Five Things Romney Needs From The GOP Convention

By: Rachel Marsden

This week's Republican convention in Tampa, Fla., is a political autobahn. Depending on how Mitt Romney and Paul Ryan play it, they'll either gain some unfettered mileage in advancing their agenda with the voting public, or slam into a pole in a single-car crash.

Nothing stands in their way except themselves. Not even the liberal media can be used as an excuse -- if only because Romney and Ryan should be prepared for it and should know how to handle it. Let's look at a few things the Romney-Ryan ticket needs to accomplish in this critical week:

Ditch the Romneytron vibe: Even before the convention, party talking points were leaked, and -- surprise, surprise -- they precisely match the words that have been coming out of Romney's mouth in interviews leading up to the convention. Things like "take-home pay" (a key talking point) are important, but they need to be repackaged a bit and humanized. It shouldn't be difficult to illustrate a talking point with a short story -- a couple of lines that explain why you personally care about something so much. This is real life, not a "West Wing" script from which Romney has to read verbatim.

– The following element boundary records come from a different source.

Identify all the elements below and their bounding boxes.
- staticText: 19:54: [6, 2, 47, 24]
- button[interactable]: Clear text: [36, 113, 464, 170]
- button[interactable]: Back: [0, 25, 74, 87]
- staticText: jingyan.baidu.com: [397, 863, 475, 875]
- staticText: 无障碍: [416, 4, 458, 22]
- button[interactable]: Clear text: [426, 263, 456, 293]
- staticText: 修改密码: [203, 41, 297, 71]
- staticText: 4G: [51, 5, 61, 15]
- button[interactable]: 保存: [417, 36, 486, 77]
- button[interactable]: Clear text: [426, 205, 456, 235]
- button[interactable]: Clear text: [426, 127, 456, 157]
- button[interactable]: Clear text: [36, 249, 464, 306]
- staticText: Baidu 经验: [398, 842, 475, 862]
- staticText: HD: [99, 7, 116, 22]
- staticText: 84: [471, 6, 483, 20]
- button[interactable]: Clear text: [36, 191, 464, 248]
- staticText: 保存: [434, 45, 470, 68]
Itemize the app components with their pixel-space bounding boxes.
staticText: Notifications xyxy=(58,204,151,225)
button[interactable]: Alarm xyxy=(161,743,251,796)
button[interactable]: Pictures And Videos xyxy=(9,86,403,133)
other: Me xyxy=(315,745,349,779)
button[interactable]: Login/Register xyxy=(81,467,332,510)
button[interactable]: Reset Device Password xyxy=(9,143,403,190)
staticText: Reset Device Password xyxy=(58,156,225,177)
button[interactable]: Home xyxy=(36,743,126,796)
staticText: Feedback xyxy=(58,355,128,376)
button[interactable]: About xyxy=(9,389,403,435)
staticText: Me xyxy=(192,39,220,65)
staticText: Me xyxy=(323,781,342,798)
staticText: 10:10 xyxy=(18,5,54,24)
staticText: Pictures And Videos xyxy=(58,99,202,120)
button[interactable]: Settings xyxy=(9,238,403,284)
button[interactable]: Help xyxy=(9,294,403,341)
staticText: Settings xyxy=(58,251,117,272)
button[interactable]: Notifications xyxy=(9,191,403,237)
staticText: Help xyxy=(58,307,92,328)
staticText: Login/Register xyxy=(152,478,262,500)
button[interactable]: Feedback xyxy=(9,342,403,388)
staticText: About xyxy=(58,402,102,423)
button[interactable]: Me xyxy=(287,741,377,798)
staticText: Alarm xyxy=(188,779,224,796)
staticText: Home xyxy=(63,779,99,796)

Counter the "rich guy" narrative: Most people think that the rich were simply born into wealth and can't relate to those who struggle to earn a living. It's a narrative that benefits Obama and his class-warfare focus. Romney should explain where his inherited wealth and opportunities ended and his own efforts began. Many people are convinced that self-made wealth is just a myth to which only naifs subscribe, and that in doing so, they vote against their own self-interest in the faint hope of one day becoming rich themselves. The perception is that Romney landed on a pile of dough in the delivery room. Most people don't know that Romney and his wife, Ann, lived in a cheap basement apartment in Salt Lake City when they were first married. That obviously doesn't fit the Daddy Warbucks narrative, so Romney should explain to voters, in passing, the other ways in which he's like them, and explain precisely how he managed to get rich through his own efforts.

Adapt and apply classic Reagan strategy: President Reagan admitted that he didn't care what adults did in the privacy of their bedroom, and while he was on the side of life, he signed a pro-abortion bill as California governor and legislatively avoided the issue as president. While he didn't actively alienate pro-lifers as president, he didn't do anything substantial to advance their cause, either. A forthright and respectful way of dealing with the issue would be for Romney to state his personal beliefs, whatever they may be, and vow that as president he'll follow Reagan's example in keeping big government out of people's private health matters. Rather than invoking Reagan's legacy gratuitously, as so many tend to do at convention time, this would be a genuine and productive way of doing so.

Bring women voters aboard: Romney is lagging significantly behind Obama with women voters. The temptation may be to pander to them in attempt to win them over, but this is exactly what Romney must avoid. Starting with a non-interventionist approach to their private health decisions, as suggested above, he could go a step further by pointing out that women and men want the same thing -- for government to leave them alone so they can thrive. It would be less interesting to hear Ann Romney's perspective on her husband than, say, the views of women with whom Romney has partnered in roles that don't involve raising his kids. Hearing how Romney has interacted with women over the years would give women voters a better perspective on whom they'd be electing. George W. Bush had longtime friends and associates Condoleezza Rice and Karen Hughes. Women voters need to hear from the same sort of well-educated, professionally minded women so that they can better understand who Romney is.

Get Paul Ryan off the caffeine and Red Bull: While Paul Ryan's economic perspective is indeed refreshing, listening to him speak is like drinking from a fire hose. He sounds like a perpetually jacked-up male Ayn Rand who just recently escaped a life sentence in the Library of Congress. The age-old question posed to voters is, "Who would you want to have a coffee with?" In this case, voters are apt to say, "Not Paul Ryan," because he's already way too overjacked.